What is a Redemptive Historical Understanding of the Bible?

What is a Redemptive Historical Understanding of the Bible?

What is a Redemptive Historical Understanding of the Bible? Answered by Jon Moffitt

 



 

 

What is the redemptive-historical understanding of the Bible? It is the way we interpret God's word - how it flows and what its overarching purpose is.

 If you start in Genesis 3:15, you have the fall. Adam and Eve have tried to be like God. What is the first promise that is given to them? That glorious promise is the introduction to the gospel. It is what we call the first gospel - that God is going to provide a seed through Eve, and he's going to come and crush the head of Satan while his heel will be bruised.

What is being said there is that he is going to take on the punishment and make right what Adam and Eve had made wrong. The Bible, from that moment forward, is the fulfillment of this promise. It is clarified as we learn that it is through Abraham that all the nations will be blessed, and then it is through Abraham, Isaac, and Jacob. Then we have the mosaic law that is given as a further explanation of our need for the gospel. We learn that the fulfillment will come through David, but we see it is Jesus Christ who ends up fulfilling the mosaic law, or obeying it. That fulfillment shows us who the Messiah is. As we continue to walk through scripture, we see the unfolding plan of redemption. God promised to Adam and Eve that he would redeem them, and it's clarified through every chapter of God's word through history. We read the history of the nation of Israel. We read the history of God interacting with humanity. As we do, we see that it's a redemption unfolding through history; hence, the redemptive-historical understanding of God's word.

As you read every section of your Bible, it is not disconnected from the main theme and purpose of God's word. Often, we disconnect what's going on and individualize books. We read the story of Daniel, or we read the story of David, or Nehemiah, and we try to learn how we should live a better life, or how we should interact with God. But those stories are not disconnected from what God is doing. Those stories are a part of the main theme, which is redemption.

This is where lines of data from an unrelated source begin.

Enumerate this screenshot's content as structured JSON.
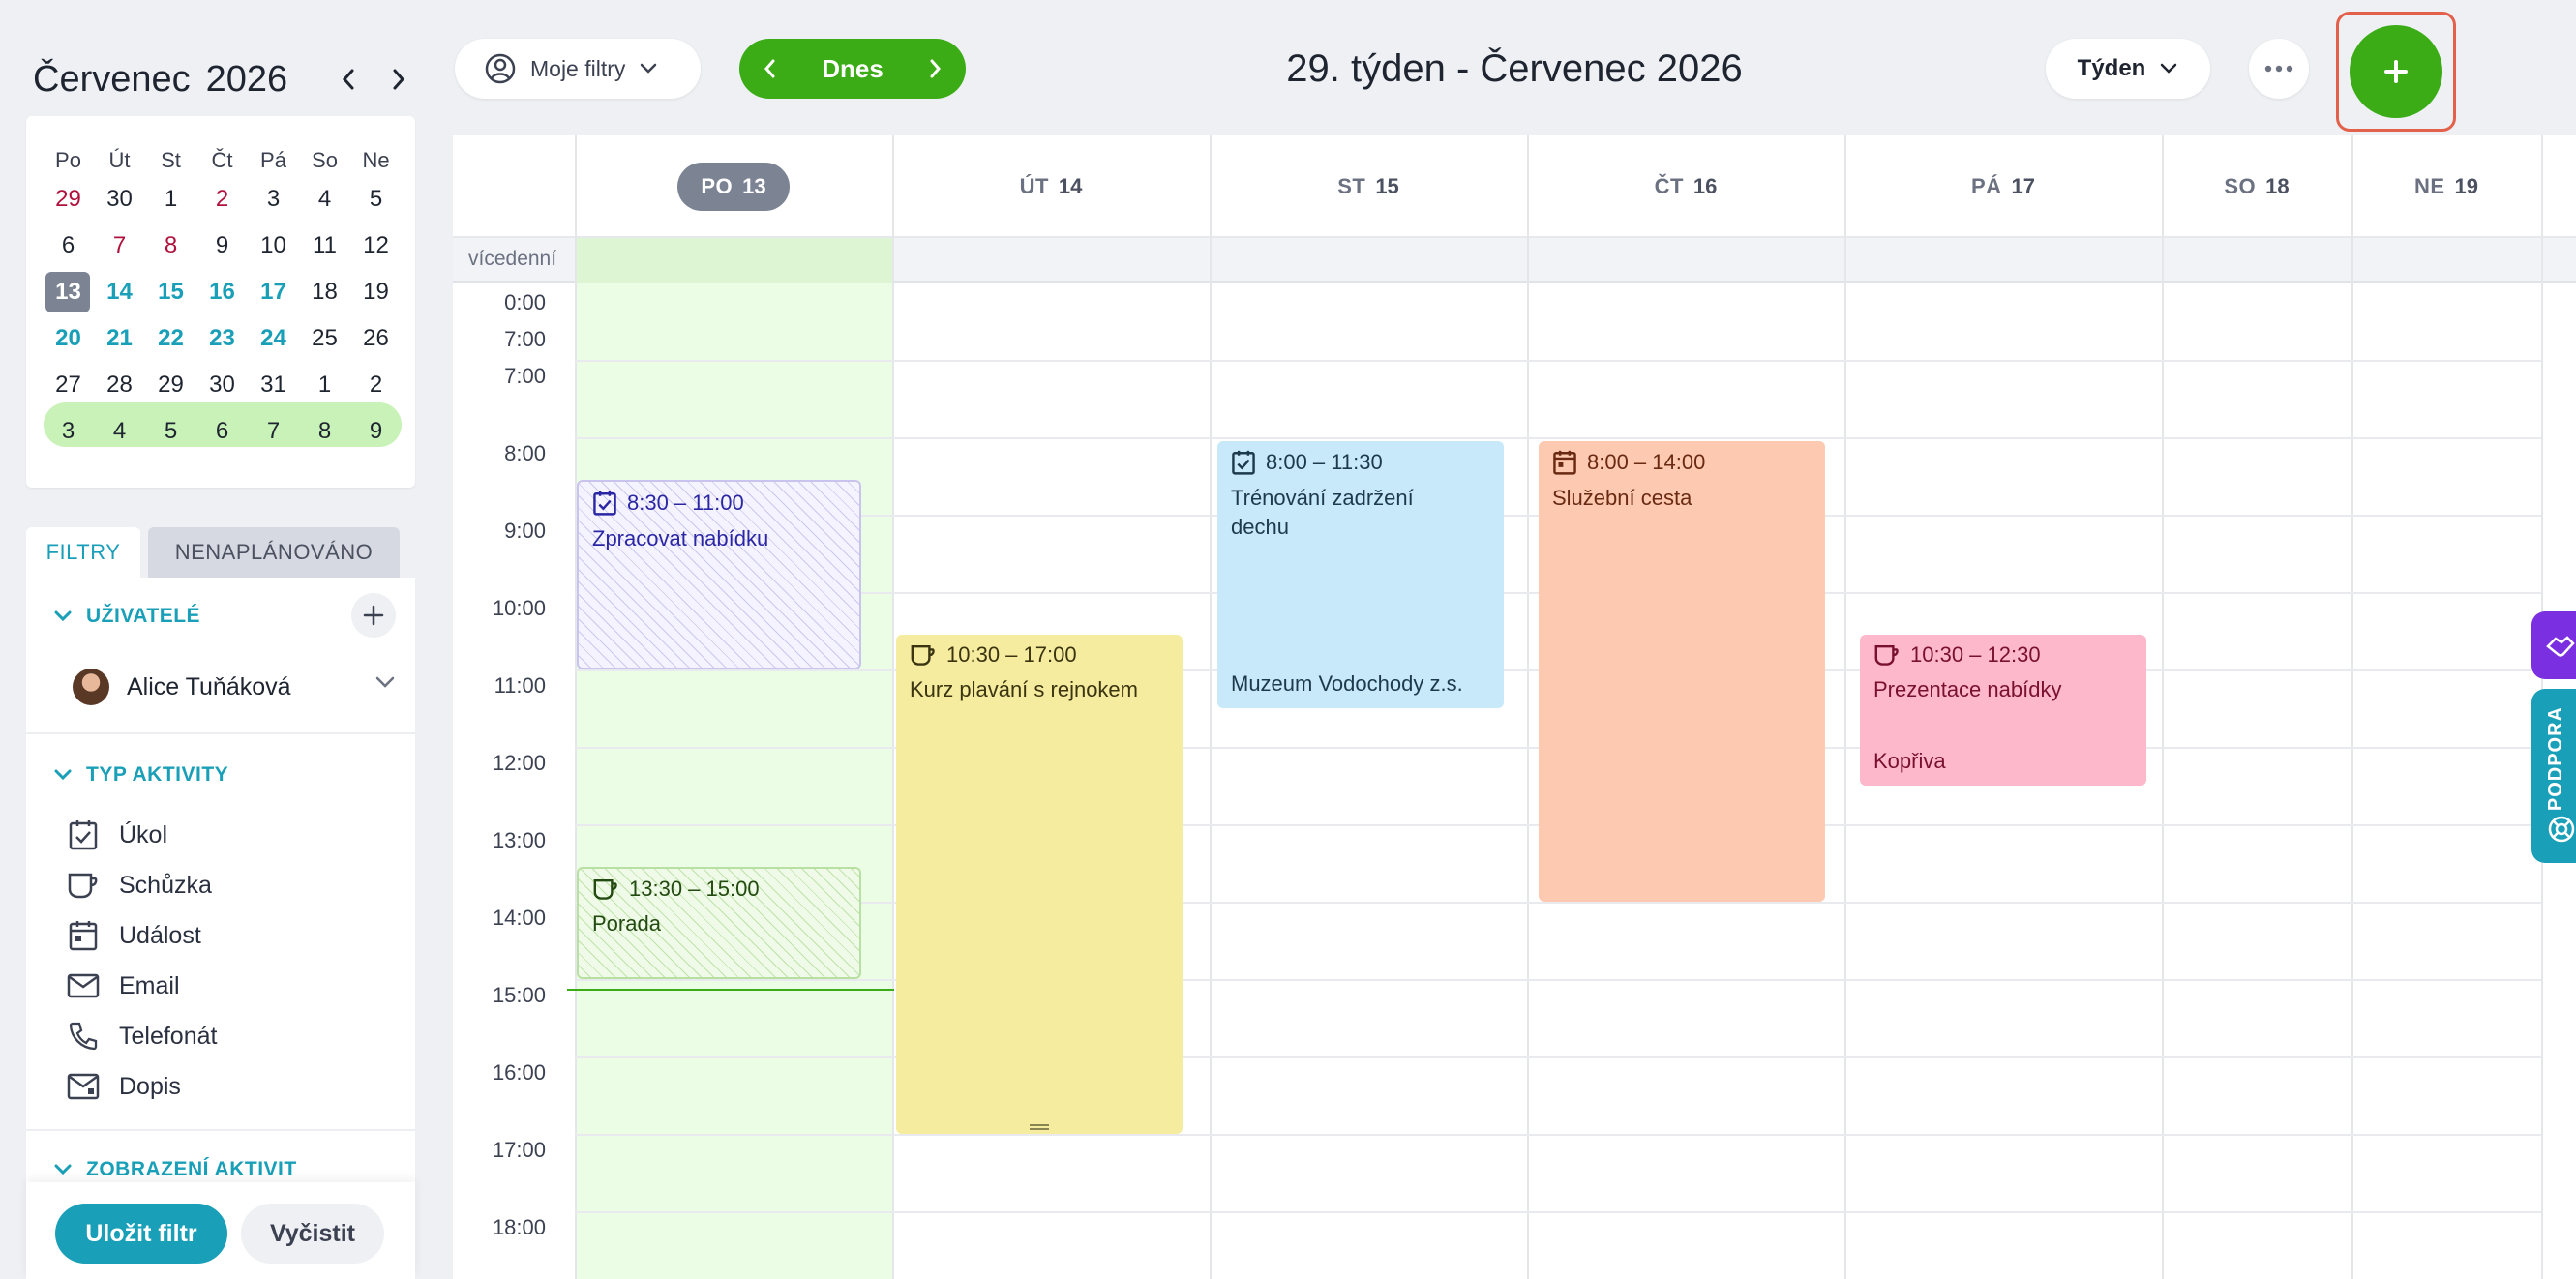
{
  "mini_calendar": {
    "month": "Červenec",
    "year": "2026",
    "dow": [
      "Po",
      "Út",
      "St",
      "Čt",
      "Pá",
      "So",
      "Ne"
    ],
    "weeks": [
      [
        {
          "d": "29",
          "s": "red"
        },
        {
          "d": "30",
          "s": ""
        },
        {
          "d": "1",
          "s": ""
        },
        {
          "d": "2",
          "s": "red"
        },
        {
          "d": "3",
          "s": ""
        },
        {
          "d": "4",
          "s": ""
        },
        {
          "d": "5",
          "s": ""
        }
      ],
      [
        {
          "d": "6",
          "s": ""
        },
        {
          "d": "7",
          "s": "red"
        },
        {
          "d": "8",
          "s": "red"
        },
        {
          "d": "9",
          "s": ""
        },
        {
          "d": "10",
          "s": ""
        },
        {
          "d": "11",
          "s": ""
        },
        {
          "d": "12",
          "s": ""
        }
      ],
      [
        {
          "d": "13",
          "s": "cur"
        },
        {
          "d": "14",
          "s": "teal"
        },
        {
          "d": "15",
          "s": "teal"
        },
        {
          "d": "16",
          "s": "teal"
        },
        {
          "d": "17",
          "s": "teal"
        },
        {
          "d": "18",
          "s": ""
        },
        {
          "d": "19",
          "s": ""
        }
      ],
      [
        {
          "d": "20",
          "s": "teal"
        },
        {
          "d": "21",
          "s": "teal"
        },
        {
          "d": "22",
          "s": "teal"
        },
        {
          "d": "23",
          "s": "teal"
        },
        {
          "d": "24",
          "s": "teal"
        },
        {
          "d": "25",
          "s": ""
        },
        {
          "d": "26",
          "s": ""
        }
      ],
      [
        {
          "d": "27",
          "s": ""
        },
        {
          "d": "28",
          "s": ""
        },
        {
          "d": "29",
          "s": ""
        },
        {
          "d": "30",
          "s": ""
        },
        {
          "d": "31",
          "s": ""
        },
        {
          "d": "1",
          "s": ""
        },
        {
          "d": "2",
          "s": ""
        }
      ],
      [
        {
          "d": "3",
          "s": ""
        },
        {
          "d": "4",
          "s": ""
        },
        {
          "d": "5",
          "s": ""
        },
        {
          "d": "6",
          "s": ""
        },
        {
          "d": "7",
          "s": ""
        },
        {
          "d": "8",
          "s": ""
        },
        {
          "d": "9",
          "s": ""
        }
      ]
    ]
  },
  "tabs": {
    "filters": "FILTRY",
    "unplanned": "NENAPLÁNOVÁNO"
  },
  "filters": {
    "users_heading": "UŽIVATELÉ",
    "user_name": "Alice Tuňáková",
    "activity_heading": "TYP AKTIVITY",
    "activity_types": [
      "Úkol",
      "Schůzka",
      "Událost",
      "Email",
      "Telefonát",
      "Dopis"
    ],
    "display_heading": "ZOBRAZENÍ AKTIVIT",
    "save_label": "Uložit filtr",
    "clear_label": "Vyčistit"
  },
  "toolbar": {
    "my_filters": "Moje filtry",
    "today": "Dnes",
    "week_title": "29. týden - Červenec 2026",
    "view": "Týden"
  },
  "calendar": {
    "multi_day_label": "vícedenní",
    "days": [
      {
        "dow": "PO",
        "num": "13",
        "today": true
      },
      {
        "dow": "ÚT",
        "num": "14"
      },
      {
        "dow": "ST",
        "num": "15"
      },
      {
        "dow": "ČT",
        "num": "16"
      },
      {
        "dow": "PÁ",
        "num": "17"
      },
      {
        "dow": "SO",
        "num": "18"
      },
      {
        "dow": "NE",
        "num": "19"
      }
    ],
    "hour_labels": [
      "0:00",
      "7:00",
      "7:00",
      "8:00",
      "9:00",
      "10:00",
      "11:00",
      "12:00",
      "13:00",
      "14:00",
      "15:00",
      "16:00",
      "17:00",
      "18:00"
    ],
    "events": [
      {
        "time": "8:30 – 11:00",
        "title": "Zpracovat nabídku",
        "sub": "",
        "icon": "task"
      },
      {
        "time": "13:30 – 15:00",
        "title": "Porada",
        "sub": "",
        "icon": "meeting"
      },
      {
        "time": "10:30 – 17:00",
        "title": "Kurz plavání s rejnokem",
        "sub": "",
        "icon": "meeting"
      },
      {
        "time": "8:00 – 11:30",
        "title": "Trénování zadržení dechu",
        "sub": "Muzeum Vodochody z.s.",
        "icon": "task"
      },
      {
        "time": "8:00 – 14:00",
        "title": "Služební cesta",
        "sub": "",
        "icon": "event"
      },
      {
        "time": "10:30 – 12:30",
        "title": "Prezentace nabídky",
        "sub": "Kopřiva",
        "icon": "meeting"
      }
    ]
  },
  "support_label": "PODPORA"
}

God is fulfilling his plan as it unfolds through Adam and Eve and through Abraham and through the people of Israel and through the kingdom of David, and it keeps unfolding until you get to Matthew. You cannot disconnect these stories, including Proverbs, or Song of Solomon, or Ruth. All of these are still within the greater narrative of redemption. So, as we are interpreting them, and as we're reading them, we have to see that each book is pushing along God's promise to his people - that he is going to redeem them through Jesus Christ. Once we get to the New Testament, it becomes clear: we see a redeemed people who are now living in this new covenant reality of being in union with Jesus Christ, and then the full culmination of redemption where God is restoring all things. As we get to the end of Revelation, we see that what we lost in the garden, God is going to restore to us. He is not only redeeming people, but he's also redeeming creation back to its original intention, where we can live with God in peace and harmony.

The story of the Bible is to be read with what we would say is a redemptive, historical understanding. This is what we would also call a confessional, reformed understanding - this isn't new to Theocast. It is a very historic, old understanding of scripture: where God unfolds, through redemption, these covenants through history. As we read about each covenant, we can see that God is progressing the redemption of his people through these covenants in the unfolding of history. Hopefully, this is helpful for you.